The top 13 pay TV providers in the U.S., representing about 95% of the market, added fewer than 10,000 net video subs in the first quarter, well off from a gain of more than 250,000 in the year-ago quarter, Leichtman Research Group (LRG) found its latest quarterly analysis of the sector.
LRG said Q1 2015 marked the weakest first quarter for pay TV net adds since it began tracking the industry more than a decade ago. The first quarter is traditionally a strong period for the pay TV sector
LRG said the top nine cable MSOs shed about 60,000 video subs in Q1, versus a loss of 50,000 in the year-ago quarter.
Dish Network and DirecTV combined to lose 74,000 video subs in the period, versus a gain of 52,000 in 1Q 2014.
The top telcos added 140,000 video subs, down from 251,000 net adds in Q1 2014. LRG said the net video adds by the top telcos in Q1 2015 were the fewest of any quarter since Q4 2006.
Those top 13 providers still account for about 95.2 million subs – 49.2 million served by cable, 34.2 million by satellite TV, and 11.7 million by the top telcos.
“The traditionally strong first quarter for the pay-TV industry did not prove to be so this year,” LRG president and principal analyst Bruce Leichtman said, in a statement. “Despite virtually breaking even in the quarter, the first quarter of 2015 marked the first significant sign of an acceleration in pay-TV subscriber losses. In addition to changes in consumer demand for video services spurred by competition from alternatives, the decline of about 0.4% of subscribers over the past year was also driven by several providers becoming more discerning in customer acquisition and retention, focusing on higher-value/lower-churn customers at the expense of the volume of subscribers.”

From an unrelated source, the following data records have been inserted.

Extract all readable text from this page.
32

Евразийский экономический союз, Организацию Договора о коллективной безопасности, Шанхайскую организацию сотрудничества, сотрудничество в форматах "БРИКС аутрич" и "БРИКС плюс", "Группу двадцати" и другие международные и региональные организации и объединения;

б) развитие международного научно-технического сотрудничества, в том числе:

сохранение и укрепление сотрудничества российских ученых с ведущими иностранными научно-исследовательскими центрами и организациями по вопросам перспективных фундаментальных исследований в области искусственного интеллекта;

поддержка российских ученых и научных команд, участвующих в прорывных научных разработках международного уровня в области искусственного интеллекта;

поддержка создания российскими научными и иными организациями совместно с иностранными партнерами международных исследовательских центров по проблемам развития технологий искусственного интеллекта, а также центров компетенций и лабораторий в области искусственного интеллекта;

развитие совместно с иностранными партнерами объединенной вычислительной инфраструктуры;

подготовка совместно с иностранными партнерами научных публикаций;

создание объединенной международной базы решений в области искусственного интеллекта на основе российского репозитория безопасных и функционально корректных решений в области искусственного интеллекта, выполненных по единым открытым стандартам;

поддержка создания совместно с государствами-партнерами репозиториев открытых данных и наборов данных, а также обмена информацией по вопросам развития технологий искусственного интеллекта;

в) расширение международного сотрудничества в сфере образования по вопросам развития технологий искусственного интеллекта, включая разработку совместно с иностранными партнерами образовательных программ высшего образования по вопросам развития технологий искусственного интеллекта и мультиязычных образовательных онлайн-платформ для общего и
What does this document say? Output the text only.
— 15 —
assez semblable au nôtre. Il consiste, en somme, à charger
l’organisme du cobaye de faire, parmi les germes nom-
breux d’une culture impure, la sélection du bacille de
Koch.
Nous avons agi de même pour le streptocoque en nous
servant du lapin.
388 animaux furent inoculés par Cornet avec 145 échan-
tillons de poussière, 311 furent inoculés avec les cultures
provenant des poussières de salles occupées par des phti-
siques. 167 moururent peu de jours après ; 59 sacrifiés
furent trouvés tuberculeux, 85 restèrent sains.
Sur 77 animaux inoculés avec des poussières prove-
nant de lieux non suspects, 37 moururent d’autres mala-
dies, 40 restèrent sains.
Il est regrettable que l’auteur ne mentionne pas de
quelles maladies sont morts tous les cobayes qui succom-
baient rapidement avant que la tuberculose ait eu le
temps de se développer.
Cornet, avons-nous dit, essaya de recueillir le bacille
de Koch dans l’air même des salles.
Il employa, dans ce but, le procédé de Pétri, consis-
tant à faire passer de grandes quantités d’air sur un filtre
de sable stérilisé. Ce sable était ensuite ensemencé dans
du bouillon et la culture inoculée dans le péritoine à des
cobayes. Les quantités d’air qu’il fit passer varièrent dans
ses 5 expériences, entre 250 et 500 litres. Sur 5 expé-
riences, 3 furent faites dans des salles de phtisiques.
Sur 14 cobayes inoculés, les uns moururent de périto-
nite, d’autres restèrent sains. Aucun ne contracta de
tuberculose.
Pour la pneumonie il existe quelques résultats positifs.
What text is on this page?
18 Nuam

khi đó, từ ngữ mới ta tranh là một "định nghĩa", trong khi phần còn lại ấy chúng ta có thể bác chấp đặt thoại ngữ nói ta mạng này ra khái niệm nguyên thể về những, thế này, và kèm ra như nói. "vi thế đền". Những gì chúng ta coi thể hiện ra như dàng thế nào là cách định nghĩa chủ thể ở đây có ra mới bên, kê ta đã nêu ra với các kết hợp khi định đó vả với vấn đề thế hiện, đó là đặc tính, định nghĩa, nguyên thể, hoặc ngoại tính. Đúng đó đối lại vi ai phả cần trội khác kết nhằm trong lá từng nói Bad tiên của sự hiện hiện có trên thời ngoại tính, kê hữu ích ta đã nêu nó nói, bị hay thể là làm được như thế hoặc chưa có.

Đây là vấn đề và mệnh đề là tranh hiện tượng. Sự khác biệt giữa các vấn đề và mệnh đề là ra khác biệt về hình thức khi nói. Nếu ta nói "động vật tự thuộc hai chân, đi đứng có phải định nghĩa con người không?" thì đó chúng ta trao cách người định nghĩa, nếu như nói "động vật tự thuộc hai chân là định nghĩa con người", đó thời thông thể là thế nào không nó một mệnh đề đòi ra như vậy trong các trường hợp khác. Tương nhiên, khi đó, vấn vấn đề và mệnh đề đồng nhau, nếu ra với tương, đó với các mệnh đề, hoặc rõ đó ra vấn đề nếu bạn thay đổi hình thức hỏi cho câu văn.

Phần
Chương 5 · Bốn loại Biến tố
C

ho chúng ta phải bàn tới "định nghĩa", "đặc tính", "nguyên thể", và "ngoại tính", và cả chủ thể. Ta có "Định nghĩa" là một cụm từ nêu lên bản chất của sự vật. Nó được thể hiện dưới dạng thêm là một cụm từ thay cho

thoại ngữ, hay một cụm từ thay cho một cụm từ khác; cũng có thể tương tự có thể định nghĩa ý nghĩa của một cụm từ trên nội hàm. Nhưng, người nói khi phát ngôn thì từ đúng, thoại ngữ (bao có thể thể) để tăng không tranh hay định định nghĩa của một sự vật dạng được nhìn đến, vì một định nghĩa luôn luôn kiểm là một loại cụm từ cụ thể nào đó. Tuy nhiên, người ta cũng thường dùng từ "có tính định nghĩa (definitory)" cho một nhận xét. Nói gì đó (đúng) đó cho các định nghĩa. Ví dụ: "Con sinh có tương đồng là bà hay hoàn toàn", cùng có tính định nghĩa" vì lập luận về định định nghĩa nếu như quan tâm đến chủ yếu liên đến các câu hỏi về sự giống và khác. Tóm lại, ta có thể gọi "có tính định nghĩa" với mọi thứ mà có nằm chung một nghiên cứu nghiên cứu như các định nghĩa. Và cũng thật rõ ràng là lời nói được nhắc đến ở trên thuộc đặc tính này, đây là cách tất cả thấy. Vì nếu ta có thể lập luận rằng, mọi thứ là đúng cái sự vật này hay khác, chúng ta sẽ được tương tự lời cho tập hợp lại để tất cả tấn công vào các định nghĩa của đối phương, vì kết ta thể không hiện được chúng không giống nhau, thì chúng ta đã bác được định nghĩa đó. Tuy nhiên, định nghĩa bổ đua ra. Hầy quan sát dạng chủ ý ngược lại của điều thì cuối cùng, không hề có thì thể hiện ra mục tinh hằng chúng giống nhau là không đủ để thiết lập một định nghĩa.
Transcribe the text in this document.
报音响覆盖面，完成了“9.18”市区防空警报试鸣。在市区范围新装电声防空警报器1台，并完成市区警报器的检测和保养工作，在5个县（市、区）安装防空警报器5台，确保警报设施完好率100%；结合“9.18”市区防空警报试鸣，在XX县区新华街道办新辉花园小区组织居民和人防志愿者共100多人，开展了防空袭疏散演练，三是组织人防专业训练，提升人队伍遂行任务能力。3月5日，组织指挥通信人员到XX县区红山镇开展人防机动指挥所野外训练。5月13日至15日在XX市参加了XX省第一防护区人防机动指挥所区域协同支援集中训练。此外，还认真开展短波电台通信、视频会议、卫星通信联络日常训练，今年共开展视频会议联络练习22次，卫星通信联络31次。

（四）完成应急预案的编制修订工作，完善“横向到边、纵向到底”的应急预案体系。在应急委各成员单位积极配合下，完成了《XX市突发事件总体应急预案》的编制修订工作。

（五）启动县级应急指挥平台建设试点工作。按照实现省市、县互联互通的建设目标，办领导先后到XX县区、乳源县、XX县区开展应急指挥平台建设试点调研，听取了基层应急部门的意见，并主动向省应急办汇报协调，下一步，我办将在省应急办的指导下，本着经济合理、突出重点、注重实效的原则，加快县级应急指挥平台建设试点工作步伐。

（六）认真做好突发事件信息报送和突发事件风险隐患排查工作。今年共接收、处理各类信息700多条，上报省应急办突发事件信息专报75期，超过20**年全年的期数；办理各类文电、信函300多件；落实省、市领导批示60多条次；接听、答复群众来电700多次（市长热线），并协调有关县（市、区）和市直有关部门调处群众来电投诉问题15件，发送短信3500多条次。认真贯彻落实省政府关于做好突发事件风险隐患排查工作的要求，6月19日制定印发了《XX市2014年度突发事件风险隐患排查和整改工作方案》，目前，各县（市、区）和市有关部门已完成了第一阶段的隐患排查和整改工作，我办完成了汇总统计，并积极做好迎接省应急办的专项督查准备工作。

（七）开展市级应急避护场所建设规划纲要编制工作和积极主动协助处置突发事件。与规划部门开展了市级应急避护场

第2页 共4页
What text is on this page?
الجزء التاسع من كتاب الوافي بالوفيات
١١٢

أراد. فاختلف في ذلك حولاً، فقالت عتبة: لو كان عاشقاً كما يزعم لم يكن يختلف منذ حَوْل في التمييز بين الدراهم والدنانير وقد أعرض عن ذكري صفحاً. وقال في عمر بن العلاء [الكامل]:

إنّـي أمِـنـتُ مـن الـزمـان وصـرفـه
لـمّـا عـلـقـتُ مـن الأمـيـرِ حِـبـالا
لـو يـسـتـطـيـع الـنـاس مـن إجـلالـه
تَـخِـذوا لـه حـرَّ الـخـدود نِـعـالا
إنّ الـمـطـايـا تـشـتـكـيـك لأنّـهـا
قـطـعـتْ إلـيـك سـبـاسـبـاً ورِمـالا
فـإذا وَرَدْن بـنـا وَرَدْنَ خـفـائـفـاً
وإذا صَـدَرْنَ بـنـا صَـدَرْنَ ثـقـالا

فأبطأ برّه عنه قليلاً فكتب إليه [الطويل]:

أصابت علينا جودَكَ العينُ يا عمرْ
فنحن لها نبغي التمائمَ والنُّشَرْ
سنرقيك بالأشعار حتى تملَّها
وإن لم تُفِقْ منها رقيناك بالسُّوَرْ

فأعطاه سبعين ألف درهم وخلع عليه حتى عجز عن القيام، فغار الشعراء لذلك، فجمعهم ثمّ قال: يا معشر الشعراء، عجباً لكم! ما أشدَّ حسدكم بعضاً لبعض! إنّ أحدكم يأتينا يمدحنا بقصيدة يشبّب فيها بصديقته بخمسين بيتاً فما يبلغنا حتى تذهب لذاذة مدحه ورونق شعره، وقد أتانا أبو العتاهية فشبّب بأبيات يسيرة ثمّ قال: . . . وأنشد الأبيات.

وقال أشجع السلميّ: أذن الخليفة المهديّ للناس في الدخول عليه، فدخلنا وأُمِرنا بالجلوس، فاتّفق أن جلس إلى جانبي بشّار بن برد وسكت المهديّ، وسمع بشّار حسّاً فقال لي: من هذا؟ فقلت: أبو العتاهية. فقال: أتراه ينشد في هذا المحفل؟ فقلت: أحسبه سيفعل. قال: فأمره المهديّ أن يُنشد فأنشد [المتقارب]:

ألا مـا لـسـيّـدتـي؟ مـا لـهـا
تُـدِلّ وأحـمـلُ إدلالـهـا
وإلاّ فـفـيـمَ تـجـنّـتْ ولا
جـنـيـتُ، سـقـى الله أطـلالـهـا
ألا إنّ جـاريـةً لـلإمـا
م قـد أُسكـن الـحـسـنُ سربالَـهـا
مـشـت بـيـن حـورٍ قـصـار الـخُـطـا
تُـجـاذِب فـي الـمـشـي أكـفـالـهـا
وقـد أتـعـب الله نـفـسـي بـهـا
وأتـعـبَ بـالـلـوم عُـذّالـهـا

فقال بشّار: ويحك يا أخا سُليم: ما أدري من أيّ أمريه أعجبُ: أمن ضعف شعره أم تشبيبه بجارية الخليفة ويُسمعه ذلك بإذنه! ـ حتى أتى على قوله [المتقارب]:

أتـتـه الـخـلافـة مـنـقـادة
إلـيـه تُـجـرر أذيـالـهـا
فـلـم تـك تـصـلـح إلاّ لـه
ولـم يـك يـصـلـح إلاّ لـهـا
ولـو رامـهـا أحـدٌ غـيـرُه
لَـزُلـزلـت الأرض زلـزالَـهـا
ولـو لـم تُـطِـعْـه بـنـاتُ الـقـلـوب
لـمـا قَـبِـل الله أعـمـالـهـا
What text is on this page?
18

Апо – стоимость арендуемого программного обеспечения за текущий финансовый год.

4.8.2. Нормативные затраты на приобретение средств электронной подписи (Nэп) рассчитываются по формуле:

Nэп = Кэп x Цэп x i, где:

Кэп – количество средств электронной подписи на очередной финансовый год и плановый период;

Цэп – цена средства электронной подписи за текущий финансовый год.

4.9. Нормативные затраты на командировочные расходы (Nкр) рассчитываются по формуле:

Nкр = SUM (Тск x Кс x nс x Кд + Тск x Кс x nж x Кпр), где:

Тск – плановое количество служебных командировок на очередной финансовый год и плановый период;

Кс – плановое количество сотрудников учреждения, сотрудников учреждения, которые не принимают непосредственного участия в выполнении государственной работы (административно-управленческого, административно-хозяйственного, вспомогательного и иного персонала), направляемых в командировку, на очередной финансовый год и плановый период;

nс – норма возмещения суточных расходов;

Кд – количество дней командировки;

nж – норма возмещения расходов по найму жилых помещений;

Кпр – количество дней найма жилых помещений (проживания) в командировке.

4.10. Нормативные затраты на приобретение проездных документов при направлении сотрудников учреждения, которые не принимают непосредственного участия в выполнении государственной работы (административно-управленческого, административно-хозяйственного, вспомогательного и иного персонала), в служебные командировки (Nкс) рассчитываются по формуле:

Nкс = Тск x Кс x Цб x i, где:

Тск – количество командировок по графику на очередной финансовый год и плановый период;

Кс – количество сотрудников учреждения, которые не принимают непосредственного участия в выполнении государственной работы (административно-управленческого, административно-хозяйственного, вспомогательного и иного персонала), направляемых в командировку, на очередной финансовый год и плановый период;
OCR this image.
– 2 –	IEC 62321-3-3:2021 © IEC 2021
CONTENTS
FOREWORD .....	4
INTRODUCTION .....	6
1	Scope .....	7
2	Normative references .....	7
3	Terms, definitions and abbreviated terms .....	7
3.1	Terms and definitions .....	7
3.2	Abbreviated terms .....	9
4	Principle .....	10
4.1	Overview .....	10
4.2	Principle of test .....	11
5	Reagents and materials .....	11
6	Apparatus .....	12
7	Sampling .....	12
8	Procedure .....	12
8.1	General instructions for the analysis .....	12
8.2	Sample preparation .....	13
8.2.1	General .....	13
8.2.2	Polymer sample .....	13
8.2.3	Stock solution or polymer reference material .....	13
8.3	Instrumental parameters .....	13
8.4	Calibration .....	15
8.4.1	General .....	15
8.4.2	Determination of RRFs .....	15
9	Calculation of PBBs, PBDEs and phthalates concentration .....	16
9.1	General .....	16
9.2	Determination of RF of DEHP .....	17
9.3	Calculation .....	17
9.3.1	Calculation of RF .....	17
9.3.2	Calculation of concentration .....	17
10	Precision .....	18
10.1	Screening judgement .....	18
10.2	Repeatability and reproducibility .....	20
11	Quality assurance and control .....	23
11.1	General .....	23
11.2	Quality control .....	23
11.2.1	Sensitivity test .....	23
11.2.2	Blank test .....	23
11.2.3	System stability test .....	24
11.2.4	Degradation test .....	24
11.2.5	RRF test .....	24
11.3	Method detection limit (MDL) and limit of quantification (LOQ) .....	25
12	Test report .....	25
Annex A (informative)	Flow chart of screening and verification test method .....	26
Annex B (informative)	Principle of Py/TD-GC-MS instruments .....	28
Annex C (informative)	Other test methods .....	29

In his analysis of Q1 2015, MoffettNathanson principal and senior analyst Craig Moffett said U.S. pay TV lost about 31,000 customers in the first quarter, compared to a gain of 271,000 subscribers in the same period in 2014.
While the rate of decline – about 0.5% over the past 12 months – was small, it was the “fastest rate of decline on record and it represents by far the largest sequential acceleration we have seen to date,” Moffett wrote.